Po godzinnej jeździe wysiedliśmy blisko hostelu, na najszerszej ulicy świata Avenida 9 del Julio, która może poszczycić się 18 pasami i 140 metrami szerokości - robi wrażenie. Nazwa ulicy upamiętnia dzień wyparcia Hiszpan i ogłoszenia niepodległości Zjednoczonych Prowincji La Plata 9 lipca 1816 roku.
W bocznej uliczce znaleźliśmy nasz hostel Porta del Sur, który urzekł mnie swoim wystrojem. Stara metalowa malutka winda (dla podróżujących z walizką;), patio w środku budynku, dużo zieleni, przytulna atmosfera i zapowiedź śniadania na dachu - czego chcieć więcej?
Nasz spacer zaczęliśmy od skosztowania lokalnego przysmaku czyli Empanadas, z różnymi nadzieniami - wołowiną, kurczakiem, warzywami, czy serem i szynką, popitymi lokalnym piwem Quilmes. Posileni i szczęśliwy udaliśmy się na Plazo del Mayo. W Argentynie panuje w tej chwili późna wiosna i pogoda jest idealna na zwiedzane - 25 stopni, słoneczko i lekki wiatr. Dowodem wiosny są też przepiękne kwitnące na fioletowo drzewa Jacaranda, które można zobaczyć w całym mieście. Feria kolorów, wokół nas sprawiała, że nie wiedzieliśmy z radości co fotografować:)
Miasto Buenos Aires leży nad Rio de la Plata i podzielone jest na 48 dzielnic, z których my dzisiaj widzieliśmy trzy: Montserrat, San Telmo i Retiro. Jego historia sięga XVI wieku i można powiedzieć, że miasto zakładano wielokrotnie. Pierwsza próba w 1516 skończyła się śmiercią jej inicjatora Juan Díaz de Solís, który zginął z rąk Indian. Miasto założył oficjalnie Pedro Mendoza w 1536 roku i nadał mu dość nietypową jak na dzisiejsze czasy nazwę: Puerto de Nuestra Señora Santa María del Buen Ayre. Dlaczego miasto dobrych wiatrów? Jedna z teorii mówi, że miasto leżało w obszarze wiatrów z północy co ochroniło je przed malarią i sprawiło, że było jednym z pierwszych portów wolnych od tej choroby w tamtym okresie. Mendoza nie wziął pod uwagę, że przybycie późnym latem nie pozwoli na uprawę zboża. Próbował on zmusić Indian do dostarczenia jedzenia, ale i ta próba się nie udała i w 1841 roku musiał opuścić to miejsce. Skuteczna okazała się dopiero trzecia próba w 1580 roku. Udało się to Juan de Garay, który nadał mieście nazwę Ciudad de la Santísima Trinidad y Puerto Santa María de los Buenos Aires (Miasto Świętej Trójcy i Port Najświętszej Marii Panny Dobrych Wiatrów).
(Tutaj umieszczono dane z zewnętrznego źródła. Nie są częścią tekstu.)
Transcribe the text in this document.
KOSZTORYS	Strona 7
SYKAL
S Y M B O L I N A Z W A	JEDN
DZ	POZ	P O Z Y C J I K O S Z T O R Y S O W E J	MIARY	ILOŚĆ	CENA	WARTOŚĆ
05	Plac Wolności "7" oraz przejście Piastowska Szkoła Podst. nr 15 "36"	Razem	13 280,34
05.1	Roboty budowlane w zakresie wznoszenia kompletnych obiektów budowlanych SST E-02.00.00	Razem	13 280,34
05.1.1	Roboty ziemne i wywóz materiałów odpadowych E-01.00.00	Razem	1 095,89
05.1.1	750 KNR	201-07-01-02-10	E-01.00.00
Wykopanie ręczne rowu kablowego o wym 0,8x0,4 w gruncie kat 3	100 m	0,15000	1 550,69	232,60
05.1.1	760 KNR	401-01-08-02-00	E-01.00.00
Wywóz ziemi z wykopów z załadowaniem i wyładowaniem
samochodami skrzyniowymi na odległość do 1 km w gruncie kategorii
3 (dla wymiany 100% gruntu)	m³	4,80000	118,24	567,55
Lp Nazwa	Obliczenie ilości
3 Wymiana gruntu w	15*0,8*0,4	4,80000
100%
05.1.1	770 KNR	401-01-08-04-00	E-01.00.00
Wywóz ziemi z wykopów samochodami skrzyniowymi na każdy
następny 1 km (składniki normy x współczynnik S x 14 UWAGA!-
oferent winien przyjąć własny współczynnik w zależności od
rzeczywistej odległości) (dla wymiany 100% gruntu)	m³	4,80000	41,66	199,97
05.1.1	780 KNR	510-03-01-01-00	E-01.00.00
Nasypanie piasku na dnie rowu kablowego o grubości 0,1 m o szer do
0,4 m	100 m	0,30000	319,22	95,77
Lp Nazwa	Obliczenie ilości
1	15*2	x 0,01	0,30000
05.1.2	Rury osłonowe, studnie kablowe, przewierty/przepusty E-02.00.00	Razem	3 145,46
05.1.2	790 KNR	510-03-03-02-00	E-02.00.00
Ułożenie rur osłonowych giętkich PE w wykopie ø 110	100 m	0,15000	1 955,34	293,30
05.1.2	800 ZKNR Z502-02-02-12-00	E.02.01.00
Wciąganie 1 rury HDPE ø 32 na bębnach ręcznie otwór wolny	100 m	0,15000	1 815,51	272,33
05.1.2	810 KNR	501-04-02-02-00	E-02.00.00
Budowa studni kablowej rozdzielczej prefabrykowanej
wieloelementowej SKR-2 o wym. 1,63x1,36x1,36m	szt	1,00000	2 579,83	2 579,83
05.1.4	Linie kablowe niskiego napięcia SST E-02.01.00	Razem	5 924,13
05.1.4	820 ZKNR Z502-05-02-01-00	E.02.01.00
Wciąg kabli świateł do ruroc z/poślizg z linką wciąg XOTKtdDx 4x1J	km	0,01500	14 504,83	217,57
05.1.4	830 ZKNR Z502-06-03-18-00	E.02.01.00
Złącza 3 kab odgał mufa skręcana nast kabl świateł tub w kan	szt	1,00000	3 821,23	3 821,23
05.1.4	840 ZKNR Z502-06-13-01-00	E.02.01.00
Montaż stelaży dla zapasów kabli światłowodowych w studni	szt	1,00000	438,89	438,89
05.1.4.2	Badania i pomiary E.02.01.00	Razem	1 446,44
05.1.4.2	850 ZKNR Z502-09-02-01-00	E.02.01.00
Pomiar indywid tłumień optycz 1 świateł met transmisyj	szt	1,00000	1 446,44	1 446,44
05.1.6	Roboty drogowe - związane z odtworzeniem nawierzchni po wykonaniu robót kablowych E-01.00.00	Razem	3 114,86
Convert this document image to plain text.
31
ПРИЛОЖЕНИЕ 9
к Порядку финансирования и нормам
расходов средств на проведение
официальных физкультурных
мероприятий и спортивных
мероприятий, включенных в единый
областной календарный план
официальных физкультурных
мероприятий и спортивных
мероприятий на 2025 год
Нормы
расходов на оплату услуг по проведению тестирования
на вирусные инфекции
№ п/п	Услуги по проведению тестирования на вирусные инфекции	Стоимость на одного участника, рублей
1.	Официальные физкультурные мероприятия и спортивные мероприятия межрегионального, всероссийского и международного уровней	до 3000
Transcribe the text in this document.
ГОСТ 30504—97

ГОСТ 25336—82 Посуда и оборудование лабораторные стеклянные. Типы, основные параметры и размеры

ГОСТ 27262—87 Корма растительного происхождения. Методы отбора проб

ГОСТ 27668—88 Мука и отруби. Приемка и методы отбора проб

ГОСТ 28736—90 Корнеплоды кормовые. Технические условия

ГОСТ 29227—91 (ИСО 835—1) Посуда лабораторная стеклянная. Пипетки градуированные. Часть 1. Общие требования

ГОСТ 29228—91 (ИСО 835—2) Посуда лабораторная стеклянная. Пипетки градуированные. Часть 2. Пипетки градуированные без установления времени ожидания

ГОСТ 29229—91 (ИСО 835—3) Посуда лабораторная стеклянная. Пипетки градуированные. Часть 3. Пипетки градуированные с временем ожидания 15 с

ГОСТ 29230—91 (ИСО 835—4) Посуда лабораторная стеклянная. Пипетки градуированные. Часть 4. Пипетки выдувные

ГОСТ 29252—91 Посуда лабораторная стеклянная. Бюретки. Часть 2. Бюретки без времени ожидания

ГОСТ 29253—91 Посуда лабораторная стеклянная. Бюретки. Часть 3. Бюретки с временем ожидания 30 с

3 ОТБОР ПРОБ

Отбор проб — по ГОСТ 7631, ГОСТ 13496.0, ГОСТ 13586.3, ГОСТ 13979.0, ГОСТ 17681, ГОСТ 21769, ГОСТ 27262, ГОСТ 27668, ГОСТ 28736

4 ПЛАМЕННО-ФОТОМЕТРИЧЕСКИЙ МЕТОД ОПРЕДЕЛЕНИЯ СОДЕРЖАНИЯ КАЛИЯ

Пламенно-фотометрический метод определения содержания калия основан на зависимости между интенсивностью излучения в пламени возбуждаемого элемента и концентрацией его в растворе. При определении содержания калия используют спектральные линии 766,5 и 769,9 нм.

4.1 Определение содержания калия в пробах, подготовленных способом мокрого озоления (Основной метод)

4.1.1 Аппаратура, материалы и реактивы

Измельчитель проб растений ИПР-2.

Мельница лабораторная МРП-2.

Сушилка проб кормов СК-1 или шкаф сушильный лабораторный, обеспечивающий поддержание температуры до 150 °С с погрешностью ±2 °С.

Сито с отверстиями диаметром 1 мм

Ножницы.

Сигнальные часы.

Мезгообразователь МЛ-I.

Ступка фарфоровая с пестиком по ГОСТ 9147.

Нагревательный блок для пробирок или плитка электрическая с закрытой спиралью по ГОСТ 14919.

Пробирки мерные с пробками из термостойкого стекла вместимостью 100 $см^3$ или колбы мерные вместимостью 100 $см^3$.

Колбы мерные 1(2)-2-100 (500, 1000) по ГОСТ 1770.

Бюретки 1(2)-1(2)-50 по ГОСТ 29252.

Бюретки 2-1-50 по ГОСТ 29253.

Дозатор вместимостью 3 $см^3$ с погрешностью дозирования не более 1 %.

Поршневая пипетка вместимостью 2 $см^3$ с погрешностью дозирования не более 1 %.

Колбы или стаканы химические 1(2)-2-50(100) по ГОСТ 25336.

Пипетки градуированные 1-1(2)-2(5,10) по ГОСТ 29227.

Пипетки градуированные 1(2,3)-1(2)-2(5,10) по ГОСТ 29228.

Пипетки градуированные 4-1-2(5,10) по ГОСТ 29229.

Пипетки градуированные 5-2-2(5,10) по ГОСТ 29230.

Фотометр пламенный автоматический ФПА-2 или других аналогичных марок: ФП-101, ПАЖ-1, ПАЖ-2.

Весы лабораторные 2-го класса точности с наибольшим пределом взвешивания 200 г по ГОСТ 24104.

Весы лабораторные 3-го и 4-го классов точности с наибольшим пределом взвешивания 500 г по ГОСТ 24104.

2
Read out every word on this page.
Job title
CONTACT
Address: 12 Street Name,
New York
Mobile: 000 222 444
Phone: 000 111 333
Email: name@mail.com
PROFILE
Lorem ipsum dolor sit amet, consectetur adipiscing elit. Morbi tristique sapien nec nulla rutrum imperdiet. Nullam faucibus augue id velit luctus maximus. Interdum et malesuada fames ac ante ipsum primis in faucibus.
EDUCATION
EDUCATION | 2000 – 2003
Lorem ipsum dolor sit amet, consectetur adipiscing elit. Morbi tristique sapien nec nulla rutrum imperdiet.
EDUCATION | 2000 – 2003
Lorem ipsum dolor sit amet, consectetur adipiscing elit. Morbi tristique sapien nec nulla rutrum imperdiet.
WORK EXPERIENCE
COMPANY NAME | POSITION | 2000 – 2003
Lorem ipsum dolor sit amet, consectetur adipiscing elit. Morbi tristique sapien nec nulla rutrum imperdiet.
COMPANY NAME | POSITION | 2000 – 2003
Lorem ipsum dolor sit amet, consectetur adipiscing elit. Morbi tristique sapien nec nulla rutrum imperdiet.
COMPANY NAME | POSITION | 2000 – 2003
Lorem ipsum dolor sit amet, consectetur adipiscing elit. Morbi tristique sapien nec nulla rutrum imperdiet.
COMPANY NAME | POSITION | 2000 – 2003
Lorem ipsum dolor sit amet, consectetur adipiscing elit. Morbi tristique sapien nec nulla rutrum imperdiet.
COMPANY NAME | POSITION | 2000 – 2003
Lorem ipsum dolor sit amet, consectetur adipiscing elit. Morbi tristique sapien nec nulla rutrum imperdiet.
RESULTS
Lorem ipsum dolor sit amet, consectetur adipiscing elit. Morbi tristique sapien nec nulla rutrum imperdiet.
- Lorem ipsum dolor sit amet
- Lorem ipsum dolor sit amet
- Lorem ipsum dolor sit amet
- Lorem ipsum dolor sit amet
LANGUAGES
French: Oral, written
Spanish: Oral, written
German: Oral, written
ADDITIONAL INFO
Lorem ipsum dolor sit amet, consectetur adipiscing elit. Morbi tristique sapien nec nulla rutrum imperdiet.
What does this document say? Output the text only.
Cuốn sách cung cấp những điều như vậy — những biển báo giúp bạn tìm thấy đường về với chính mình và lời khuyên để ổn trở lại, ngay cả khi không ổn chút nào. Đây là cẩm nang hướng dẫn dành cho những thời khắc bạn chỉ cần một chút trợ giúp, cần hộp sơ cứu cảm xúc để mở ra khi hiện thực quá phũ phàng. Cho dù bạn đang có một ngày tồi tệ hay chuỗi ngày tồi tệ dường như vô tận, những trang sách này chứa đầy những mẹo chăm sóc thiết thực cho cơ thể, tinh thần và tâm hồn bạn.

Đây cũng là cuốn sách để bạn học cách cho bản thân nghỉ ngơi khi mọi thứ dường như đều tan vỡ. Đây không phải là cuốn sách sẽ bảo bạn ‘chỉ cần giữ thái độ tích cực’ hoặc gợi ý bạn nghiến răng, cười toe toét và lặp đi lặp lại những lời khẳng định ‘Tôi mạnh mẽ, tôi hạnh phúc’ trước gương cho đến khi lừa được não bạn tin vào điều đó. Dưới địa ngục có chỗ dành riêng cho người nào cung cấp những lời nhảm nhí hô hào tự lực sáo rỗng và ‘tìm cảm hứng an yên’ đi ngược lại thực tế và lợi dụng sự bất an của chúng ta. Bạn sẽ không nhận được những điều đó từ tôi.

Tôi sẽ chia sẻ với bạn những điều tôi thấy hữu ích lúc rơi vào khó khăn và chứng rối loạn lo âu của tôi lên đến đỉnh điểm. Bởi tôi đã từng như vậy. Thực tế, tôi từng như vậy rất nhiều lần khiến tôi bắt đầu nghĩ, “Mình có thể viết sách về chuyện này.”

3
Plac Majowy, który był pierwszym punktem naszej wycieczki, upamiętnia dzień 25 maja 1810 roku w którym mieszkańcy Buenos Aires wypędzili ówczesnego vice-króla pochodzącego z Hiszpanii. 6 lat później ogłoszono niepodległość kraju. Okolice placu to do dzisiaj centrum polityczne stolicy. Przy placu znajduje się wiele ważnych budowli takich jak Bank Narodowy, Ratusz, Casa Rosada, czyli Pałac Prezydencki, czy Cabildo de Buenos Aires - siedziba rządu w czasach kolonialnych. Przy placu znajduje się też Katedra Catedral Metropolitana Santísima Trinidad de Buenos Aires. Katedra na pierwszy rzut oka nie przypomina kościoła, a raczej antyczną świątynię. Jest to jednak najważniejsza budowla sakralna w mieście. To tu znajduje się mauzoleum walczącego o wolność Argentyny Generała San Martina i tutaj msze odprawiał obecny papież Franciszek.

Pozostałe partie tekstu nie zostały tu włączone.